Ещё меня позабавило то, что бельгийские фермеры, а по сути крестьяне, с большими чёрными руками, два мужика, от которых сильно пахло соляркой и навозом… Звали их Жан-Мишель и Антуан. Так вот, два этих мужика говорили по-французски и за обедом препирались, какое лучше пить вино Кот дю-Рон или Бордо. В итоге пили Бордо. Всего одну бутылочку вина на троих (я тоже пил) не больше. Пообедали, выпили и разъехались на тракторах по полям. Это меня позабавило. Но вот удивило другое.
Меня сильно удивило, что и в Германии, и в Бельгии, и в Голландии все совсем простые люди, крестьяне и их дети, все едят при помощи ножа и вилки. И это у них не этикет такой и не результат воспитания. Они, действительно, очень простые люди и далеки всякого этикета. Просто они едят ножом и вилкой, потому что так привыкли, так им удобно, по-другому они не могут и даже не знают, что по-другому бывает. То есть, я видел, что они так едят не потому, что они принадлежат некой культурной нации и что они лучше тех наших людей, у которых даже вилок-то дома нет, только ложки.
И у моих дедушки и бабушки к столу подавали только вилки, ножи оставались в шкафу. Ну, разве что, только когда на обед было мясо, которое нужно было резать, на столе оказывались ножи. Но это случалось не часто. И у нас дома было так же. Хотя ножи были. Я и сам до какого-то времени очень неловко пользовался ножом.
Помню, мне попалась книжка, довольно старая книжка «Рекомендации выезжающему за границу». Так там было, помимо прочих советов, напоминание о том, что вилку надо держать в левой руке, а нож в правой. А иначе, не правильно и не культурно.

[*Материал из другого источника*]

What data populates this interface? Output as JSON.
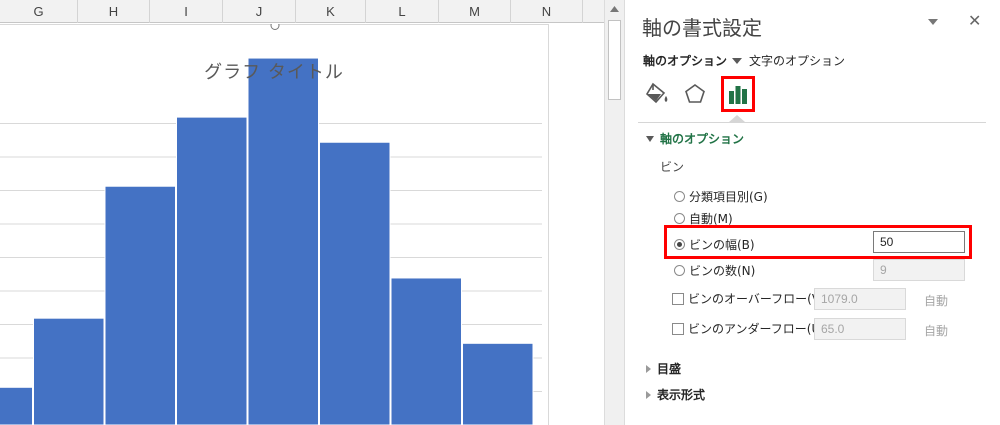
{
  "sheet": {
    "columns": [
      "G",
      "H",
      "I",
      "J",
      "K",
      "L",
      "M",
      "N"
    ]
  },
  "chart_data": {
    "type": "bar",
    "title": "グラフ タイトル",
    "values": [
      30,
      85,
      190,
      245,
      292,
      225,
      117,
      65
    ],
    "ylim": [
      0,
      300
    ],
    "grid": true,
    "bar_color": "#4472c4"
  },
  "pane": {
    "title": "軸の書式設定",
    "tab_axis": "軸のオプション",
    "tab_text": "文字のオプション",
    "icons": [
      "paint-bucket-icon",
      "pentagon-icon",
      "bar-chart-icon"
    ],
    "section_axis": "軸のオプション",
    "bin_label": "ビン",
    "options": {
      "category": "分類項目別(G)",
      "auto": "自動(M)",
      "width": "ビンの幅(B)",
      "count": "ビンの数(N)",
      "overflow": "ビンのオーバーフロー(V)",
      "underflow": "ビンのアンダーフロー(U)"
    },
    "values": {
      "width": "50",
      "count": "9",
      "overflow": "1079.0",
      "underflow": "65.0"
    },
    "auto_label": "自動",
    "section_ticks": "目盛",
    "section_format": "表示形式",
    "accent_color": "#217346",
    "highlight_color": "#ff0000"
  }
}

Бельгийские же крестьяне таких книжек не читали. Они вообще вряд ли читали книги и не знали даже, что Шарль да Костер, Эмиль Верхарн и Метерлинк — это бельгийские писатели. Но нож и вилку держали, как надо, ловко и всю жизнь умели ими пользоваться.
А потом я понял, почему у нас нож не в почёте. Потому что, если есть ножом и вилкой, то в какой руке, позвольте вас спросить, прикажете держать хлеб? Бельгийцы и немцы не едят хлеб постоянно и со всякой едой. Им и в голову не придёт заедать макароны хлебом. А у нас едят хлеб. Так что, либо нож, либо хлеб. Вот и выходит, что у наших простых людей в правой руке ложка или вилка, а в левой руке хлеб. И куском хлеба можно помогать себе в процессе еды так же, как ножом. Вот и все объяснения. Я их для себя нашёл и успокоился.